Tools Dynamic Multipoint VPN Lead image: Photo by Damon Lam on Unsplash
Photo by Damon Lam on Unsplash
 

Open source multipoint VPN with VyOS

Connected Mesh

The VyOS Linux distribution puts network routing, firewall, and VPN functionality together and presents a fully working dynamic multipoint VPN router as an alternative or addition to a Cisco DMVPN mesh. By Markus Stubbig

Virtual private networks (VPNs) connect remote offices over the Internet. However, when the number of offices increases, so does the number of VPN tunnels. Scaling becomes important when connecting more than 10 offices, because many single tunnels result in a long and confusing configuration. Dynamic multipoint VPN (DMVPN) is a well-known Cisco solution that solves the scalability issue when building large VPNs.

Luckily, all DMVPN components have been open sourced. In this article, I show you how to set up a DMVPN with the VyOS Linux router distribution, which also can be used to improve, secure, or reduce the cost of an existing DMVPN network.

Intro to VPN

The collection of VPN software is large, and many implementations are open source, free of charge, and available for virtually every operating system. Usable bandwidth is much higher compared with a leased line or a multiprotocol label switching (MPLS) link at the same price, and big keys or certificates can achieve a high level of security.

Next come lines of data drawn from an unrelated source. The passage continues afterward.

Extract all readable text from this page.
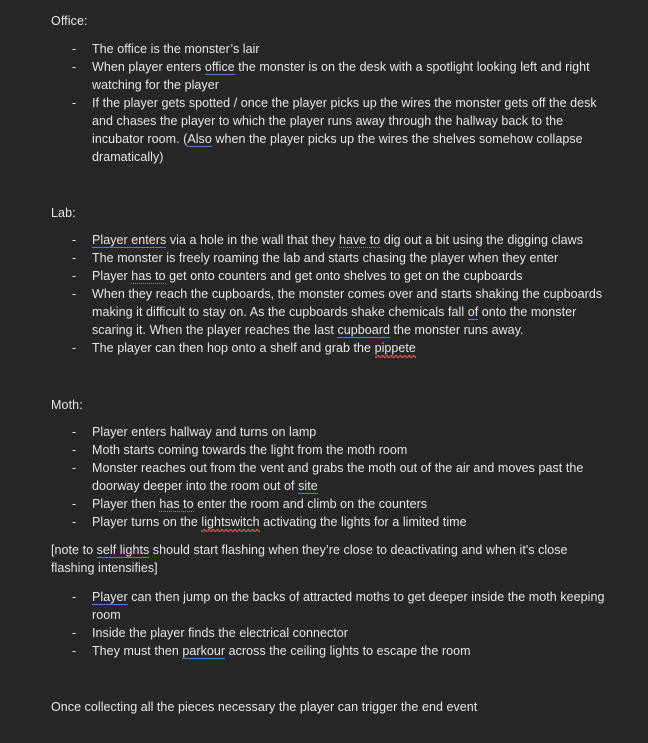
Office:
- The office is the monster’s lair
- When player enters office the monster is on the desk with a spotlight looking left and right watching for the player
- If the player gets spotted / once the player picks up the wires the monster gets off the desk and chases the player to which the player runs away through the hallway back to the incubator room. (Also when the player picks up the wires the shelves somehow collapse dramatically)
Lab:
- Player enters via a hole in the wall that they have to dig out a bit using the digging claws
- The monster is freely roaming the lab and starts chasing the player when they enter
- Player has to get onto counters and get onto shelves to get on the cupboards
- When they reach the cupboards, the monster comes over and starts shaking the cupboards making it difficult to stay on. As the cupboards shake chemicals fall of onto the monster scaring it. When the player reaches the last cupboard the monster runs away.
- The player can then hop onto a shelf and grab the pippete
Moth:
- Player enters hallway and turns on lamp
- Moth starts coming towards the light from the moth room
- Monster reaches out from the vent and grabs the moth out of the air and moves past the doorway deeper into the room out of site
- Player then has to enter the room and climb on the counters
- Player turns on the lightswitch activating the lights for a limited time
[note to self lights should start flashing when they’re close to deactivating and when it's close flashing intensifies]
- Player can then jump on the backs of attracted moths to get deeper inside the moth keeping room
- Inside the player finds the electrical connector
- They must then parkour across the ceiling lights to escape the room
Once collecting all the pieces necessary the player can trigger the end event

This setup sounds great until it comes to scalability. Every VPN tunnel has two endpoints that need configuration – and don't forget the backup tunnel, which also needs to be prepared and tested.

When talking about six remote offices, the level of hands-on activity is acceptable. If every office needs direct communication with every other office, you would need 15 tunnels. If the business has many smaller sites (e.g., sales offices or warehouses), the configuration becomes complex, with the number of tunnels increasing exponentially with the number of locations. A full mesh of 30 sites requires 435 tunnels and, most likely, some kind of automation or intelligent VPN solution.

Partly Meshed

In a full mesh network, every site can communicate directly with any other site. Voice over IP is a good example of a full mesh wide-area network (WAN), without which, the packets would travel through a transit site, increasing delay time, which is precisely what degrades speech quality.

DMVPN

To cut a long story short, Cisco understood the challenge and implemented DMVPN in its products years ago. The designers use generic routing encapsulation (GRE) as the tunnel mechanism and IPsec for the security aspect. The idea is to define a central site (hub) – usually the corporate headquarters – that knows all included VPN gateways in the remote sites (spokes).

Imagine that site A wants to reach site B: Router A will ask the central router for router B; with that information in hand, router A sets up a new VPN tunnel between A and B, so traffic can start flowing (Figure 1), automatically and without conf term.

In a multipoint VPN, every router creates a tunnel connection with every other router.
Figure 1: In a multipoint VPN, every router creates a tunnel connection with every other router.

Cisco invented the Next Hop Resolution Protocol (NHRP) as a way for the router to get details about its peer and published it as RFC 2332 [1]. Finally, the open source community has built its own implementation, OpenNHRP, and provides the code on SourceForge [2].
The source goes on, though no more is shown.